José Antonio Maenza will be the star of Heterodocsias, the space that Punto de Vista dedicates to the least known films in our country. This section, which will be called ¡Maenza existe! (Maenza exists!) in 2016, in reference to his Teruel origins, will screen the three films made by this artist from Aragon: El lobby contra el cordero (1967-68), Orfeo en el campo de batalla (1968-1969) and Hortensia/Beancé (1969).
José Antonio Maenza was born in Teruel in 1948 and died in Zaragoza in 1979, at the age of 31 and probably as a result of suicide (he appeared dead in the street having fallen/jumped from the first floor of a dwelling). Admired by Enrique Vila-Matas, who was his close friend and appears in one of his films, José Antonio Maenza is one of the most forgotten and interesting figures of Spanish film.
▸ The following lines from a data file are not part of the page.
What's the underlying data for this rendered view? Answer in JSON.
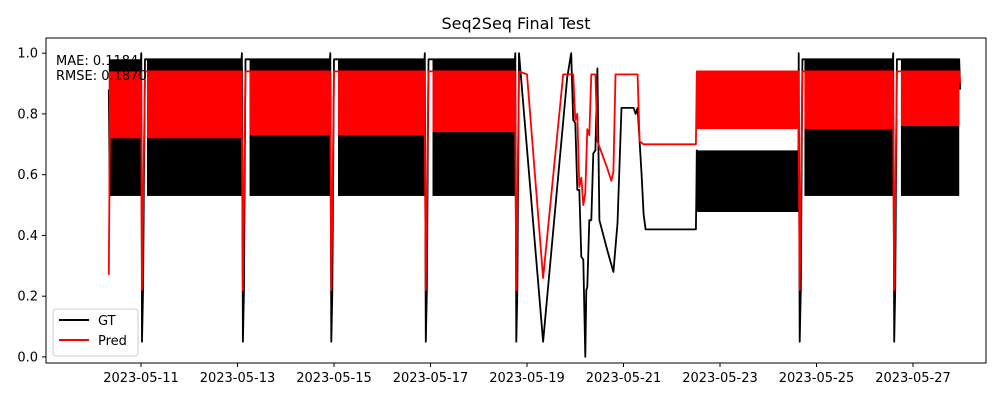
{
  "chart_data": {
    "type": "line",
    "title": "Seq2Seq Final Test",
    "xlabel": "",
    "ylabel": "",
    "x_tick_labels": [
      "2023-05-11",
      "2023-05-13",
      "2023-05-15",
      "2023-05-17",
      "2023-05-19",
      "2023-05-21",
      "2023-05-23",
      "2023-05-25",
      "2023-05-27"
    ],
    "y_tick_labels": [
      "0.0",
      "0.2",
      "0.4",
      "0.6",
      "0.8",
      "1.0"
    ],
    "ylim": [
      -0.02,
      1.05
    ],
    "metrics": [
      "MAE: 0.1184",
      "RMSE: 0.1870"
    ],
    "legend": {
      "position": "lower-left",
      "entries": [
        "GT",
        "Pred"
      ]
    },
    "series": [
      {
        "name": "GT",
        "color": "#000000",
        "bands": [
          {
            "x_start": "2023-05-10 08:00",
            "x_end": "2023-05-11 00:00",
            "low": 0.53,
            "high": 0.98
          },
          {
            "x_start": "2023-05-11 03:00",
            "x_end": "2023-05-13 02:00",
            "low": 0.53,
            "high": 0.98
          },
          {
            "x_start": "2023-05-13 06:00",
            "x_end": "2023-05-14 22:00",
            "low": 0.53,
            "high": 0.98
          },
          {
            "x_start": "2023-05-15 02:00",
            "x_end": "2023-05-16 21:00",
            "low": 0.53,
            "high": 0.98
          },
          {
            "x_start": "2023-05-17 01:00",
            "x_end": "2023-05-18 18:00",
            "low": 0.53,
            "high": 0.98
          },
          {
            "x_start": "2023-05-22 12:00",
            "x_end": "2023-05-24 15:00",
            "low": 0.48,
            "high": 0.68
          },
          {
            "x_start": "2023-05-24 18:00",
            "x_end": "2023-05-26 14:00",
            "low": 0.53,
            "high": 0.98
          },
          {
            "x_start": "2023-05-26 18:00",
            "x_end": "2023-05-27 23:00",
            "low": 0.53,
            "high": 0.98
          }
        ],
        "points": [
          [
            "2023-05-10 08:00",
            0.88
          ],
          [
            "2023-05-10 08:30",
            0.53
          ],
          [
            "2023-05-11 00:00",
            0.98
          ],
          [
            "2023-05-11 00:10",
            1.0
          ],
          [
            "2023-05-11 00:30",
            0.05
          ],
          [
            "2023-05-11 01:00",
            0.21
          ],
          [
            "2023-05-11 02:00",
            0.98
          ],
          [
            "2023-05-13 02:00",
            0.98
          ],
          [
            "2023-05-13 02:10",
            1.0
          ],
          [
            "2023-05-13 02:40",
            0.05
          ],
          [
            "2023-05-13 03:10",
            0.21
          ],
          [
            "2023-05-13 04:00",
            0.98
          ],
          [
            "2023-05-14 22:00",
            0.98
          ],
          [
            "2023-05-14 22:10",
            1.0
          ],
          [
            "2023-05-14 22:40",
            0.05
          ],
          [
            "2023-05-14 23:10",
            0.21
          ],
          [
            "2023-05-15 00:00",
            0.98
          ],
          [
            "2023-05-16 21:00",
            0.98
          ],
          [
            "2023-05-16 21:10",
            1.0
          ],
          [
            "2023-05-16 21:40",
            0.05
          ],
          [
            "2023-05-16 22:10",
            0.21
          ],
          [
            "2023-05-16 23:00",
            0.98
          ],
          [
            "2023-05-18 18:00",
            0.98
          ],
          [
            "2023-05-18 18:10",
            1.0
          ],
          [
            "2023-05-18 18:40",
            0.05
          ],
          [
            "2023-05-18 19:10",
            0.21
          ],
          [
            "2023-05-18 20:00",
            1.0
          ],
          [
            "2023-05-19 08:00",
            0.05
          ],
          [
            "2023-05-19 20:00",
            0.92
          ],
          [
            "2023-05-19 22:00",
            1.0
          ],
          [
            "2023-05-19 23:00",
            0.78
          ],
          [
            "2023-05-20 00:00",
            0.77
          ],
          [
            "2023-05-20 01:00",
            0.55
          ],
          [
            "2023-05-20 02:00",
            0.55
          ],
          [
            "2023-05-20 03:00",
            0.33
          ],
          [
            "2023-05-20 04:00",
            0.32
          ],
          [
            "2023-05-20 05:00",
            0.0
          ],
          [
            "2023-05-20 05:30",
            0.22
          ],
          [
            "2023-05-20 06:00",
            0.23
          ],
          [
            "2023-05-20 07:00",
            0.45
          ],
          [
            "2023-05-20 08:00",
            0.45
          ],
          [
            "2023-05-20 09:00",
            0.67
          ],
          [
            "2023-05-20 10:00",
            0.68
          ],
          [
            "2023-05-20 11:00",
            0.95
          ],
          [
            "2023-05-20 12:00",
            0.45
          ],
          [
            "2023-05-20 16:00",
            0.35
          ],
          [
            "2023-05-20 19:00",
            0.28
          ],
          [
            "2023-05-20 21:00",
            0.44
          ],
          [
            "2023-05-20 23:00",
            0.82
          ],
          [
            "2023-05-21 03:00",
            0.82
          ],
          [
            "2023-05-21 05:00",
            0.82
          ],
          [
            "2023-05-21 06:00",
            0.8
          ],
          [
            "2023-05-21 07:00",
            0.82
          ],
          [
            "2023-05-21 09:00",
            0.6
          ],
          [
            "2023-05-21 10:00",
            0.47
          ],
          [
            "2023-05-21 11:00",
            0.42
          ],
          [
            "2023-05-22 12:00",
            0.42
          ],
          [
            "2023-05-22 12:30",
            0.68
          ],
          [
            "2023-05-22 13:00",
            0.48
          ],
          [
            "2023-05-24 15:00",
            0.48
          ],
          [
            "2023-05-24 15:10",
            1.0
          ],
          [
            "2023-05-24 15:40",
            0.05
          ],
          [
            "2023-05-24 16:10",
            0.22
          ],
          [
            "2023-05-24 17:00",
            0.98
          ],
          [
            "2023-05-26 14:00",
            0.98
          ],
          [
            "2023-05-26 14:10",
            1.0
          ],
          [
            "2023-05-26 14:40",
            0.05
          ],
          [
            "2023-05-26 15:10",
            0.22
          ],
          [
            "2023-05-26 16:00",
            0.98
          ],
          [
            "2023-05-27 23:00",
            0.98
          ],
          [
            "2023-05-27 23:30",
            0.88
          ]
        ]
      },
      {
        "name": "Pred",
        "color": "#ff0000",
        "bands": [
          {
            "x_start": "2023-05-10 08:00",
            "x_end": "2023-05-11 00:00",
            "low": 0.72,
            "high": 0.94
          },
          {
            "x_start": "2023-05-11 03:00",
            "x_end": "2023-05-13 02:00",
            "low": 0.72,
            "high": 0.94
          },
          {
            "x_start": "2023-05-13 06:00",
            "x_end": "2023-05-14 22:00",
            "low": 0.73,
            "high": 0.94
          },
          {
            "x_start": "2023-05-15 02:00",
            "x_end": "2023-05-16 21:00",
            "low": 0.73,
            "high": 0.94
          },
          {
            "x_start": "2023-05-17 01:00",
            "x_end": "2023-05-18 18:00",
            "low": 0.74,
            "high": 0.94
          },
          {
            "x_start": "2023-05-22 12:00",
            "x_end": "2023-05-24 15:00",
            "low": 0.75,
            "high": 0.94
          },
          {
            "x_start": "2023-05-24 18:00",
            "x_end": "2023-05-26 14:00",
            "low": 0.75,
            "high": 0.94
          },
          {
            "x_start": "2023-05-26 18:00",
            "x_end": "2023-05-27 23:00",
            "low": 0.76,
            "high": 0.94
          }
        ],
        "points": [
          [
            "2023-05-10 08:00",
            0.27
          ],
          [
            "2023-05-10 08:30",
            0.72
          ],
          [
            "2023-05-11 00:00",
            0.94
          ],
          [
            "2023-05-11 00:30",
            0.22
          ],
          [
            "2023-05-11 02:00",
            0.94
          ],
          [
            "2023-05-13 02:00",
            0.94
          ],
          [
            "2023-05-13 02:40",
            0.22
          ],
          [
            "2023-05-13 04:00",
            0.94
          ],
          [
            "2023-05-14 22:00",
            0.94
          ],
          [
            "2023-05-14 22:40",
            0.22
          ],
          [
            "2023-05-15 00:00",
            0.94
          ],
          [
            "2023-05-16 21:00",
            0.94
          ],
          [
            "2023-05-16 21:40",
            0.22
          ],
          [
            "2023-05-16 23:00",
            0.94
          ],
          [
            "2023-05-18 18:00",
            0.94
          ],
          [
            "2023-05-18 18:40",
            0.22
          ],
          [
            "2023-05-18 20:00",
            0.94
          ],
          [
            "2023-05-19 00:00",
            0.93
          ],
          [
            "2023-05-19 08:00",
            0.26
          ],
          [
            "2023-05-19 18:00",
            0.93
          ],
          [
            "2023-05-19 23:00",
            0.93
          ],
          [
            "2023-05-20 00:00",
            0.78
          ],
          [
            "2023-05-20 01:00",
            0.8
          ],
          [
            "2023-05-20 02:00",
            0.56
          ],
          [
            "2023-05-20 03:00",
            0.59
          ],
          [
            "2023-05-20 04:00",
            0.5
          ],
          [
            "2023-05-20 05:00",
            0.54
          ],
          [
            "2023-05-20 06:00",
            0.75
          ],
          [
            "2023-05-20 07:00",
            0.73
          ],
          [
            "2023-05-20 08:00",
            0.93
          ],
          [
            "2023-05-20 10:00",
            0.93
          ],
          [
            "2023-05-20 11:00",
            0.71
          ],
          [
            "2023-05-20 16:00",
            0.62
          ],
          [
            "2023-05-20 18:00",
            0.58
          ],
          [
            "2023-05-20 19:00",
            0.61
          ],
          [
            "2023-05-20 20:00",
            0.93
          ],
          [
            "2023-05-21 05:00",
            0.93
          ],
          [
            "2023-05-21 07:00",
            0.93
          ],
          [
            "2023-05-21 08:00",
            0.71
          ],
          [
            "2023-05-21 10:00",
            0.7
          ],
          [
            "2023-05-22 12:00",
            0.7
          ],
          [
            "2023-05-22 12:30",
            0.94
          ],
          [
            "2023-05-24 15:00",
            0.94
          ],
          [
            "2023-05-24 15:40",
            0.22
          ],
          [
            "2023-05-24 17:00",
            0.94
          ],
          [
            "2023-05-26 14:00",
            0.94
          ],
          [
            "2023-05-26 14:40",
            0.22
          ],
          [
            "2023-05-26 16:00",
            0.94
          ],
          [
            "2023-05-27 23:00",
            0.94
          ],
          [
            "2023-05-27 23:30",
            0.9
          ]
        ]
      }
    ]
  }
}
To date, a whole cycle at an International Festival has never been devoted to him; his work has only ever been seen in 2001 at the Reina Sofía Museum in Madrid, in 2008 at the Fine Arts Museum in Bilbao and in 2015 in Barcelona.
A piecemeal writer and an incurable kleptomaniac, considered to be an unreasonable and unrealistic person who suffered an imbalance with reality which was worsening, with many obsessions and mania until he ended up on a pilgrimage through psychiatrists, the figure of Maenza is well respected in the circles of 1968. For Marcelo Expósito, he is the most 1968 filmmaker; for Emma Cohen, who we see making her nude debut in his unfinished final film, he was the most accursed of Bocaccio; and Buñuel spoke of his “senselessness”. In the autobiographical novel that he left behind, Séptimo medio indisponible, he defined himself as:
I'm very sensitive to the good and beautiful. Sensitive to sensibility.
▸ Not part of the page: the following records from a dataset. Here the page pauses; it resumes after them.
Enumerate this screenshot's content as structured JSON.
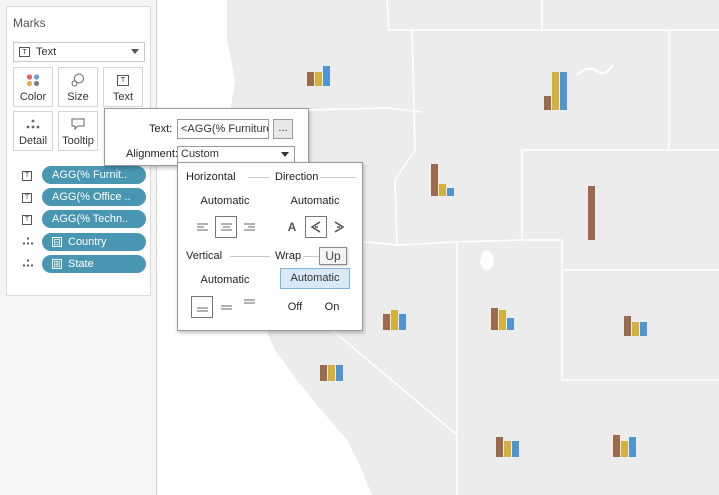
{
  "marks": {
    "title": "Marks",
    "mark_type": "Text",
    "buttons": {
      "color": "Color",
      "size": "Size",
      "text": "Text",
      "detail": "Detail",
      "tooltip": "Tooltip"
    },
    "pills": [
      {
        "label": "AGG(% Furnit..",
        "icon": "text-icon"
      },
      {
        "label": "AGG(% Office ..",
        "icon": "text-icon"
      },
      {
        "label": "AGG(% Techn..",
        "icon": "text-icon"
      },
      {
        "label": "Country",
        "icon": "detail-icon",
        "prefix": "⊟"
      },
      {
        "label": "State",
        "icon": "detail-icon",
        "prefix": "⊞"
      }
    ]
  },
  "text_popup": {
    "text_label": "Text:",
    "text_value": "<AGG(% Furniture",
    "more_button": "...",
    "alignment_label": "Alignment:",
    "alignment_value": "Custom"
  },
  "alignment_panel": {
    "horizontal_label": "Horizontal",
    "horizontal_value": "Automatic",
    "direction_label": "Direction",
    "direction_value": "Automatic",
    "vertical_label": "Vertical",
    "vertical_value": "Automatic",
    "wrap_label": "Wrap",
    "wrap_value": "Automatic",
    "wrap_off": "Off",
    "wrap_on": "On",
    "direction_normal_glyph": "A"
  },
  "tooltip": {
    "text": "Up"
  },
  "colors": {
    "furniture": "#9e6a4e",
    "office": "#d5b13c",
    "technology": "#4f94d4",
    "pill": "#4996b2",
    "map_fill": "#eeeeee",
    "map_border": "#ffffff"
  }
}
Maenza only made three films that were unfinished, extremely radical and rebellious in their conception, designed to be screened with live sound and which can be seen as such in the tenth edition of Punto de Vista, along with debates and round tables by experts and the stars of his works. To trace the few possible lines in his heterodox films, we can present the Maenza Geography, as he made each film in a different city. He produced his first film, El lobby contra el cordero, in Zaragoza, the setting for his debut and the place where he studied Philosophy and Arts. Then came Valencia, which is the chosen city for his second film Orfeo filmando en el campo de batalla (Orpheus Filming in the Battlefield) and where he arrived to work with another poet who died prematurely: Eduardo Hervás (21 years old). And finally, he filmed Hortensia/Beancé (1969) in Barcelona thanks to the production by Pere Portabella, with the presence of the gauche divine of that period and the city’s urban scene such as Félix de Azúa, Enrique Irazoki, Emma Cohen and Enrique Vila-Matas.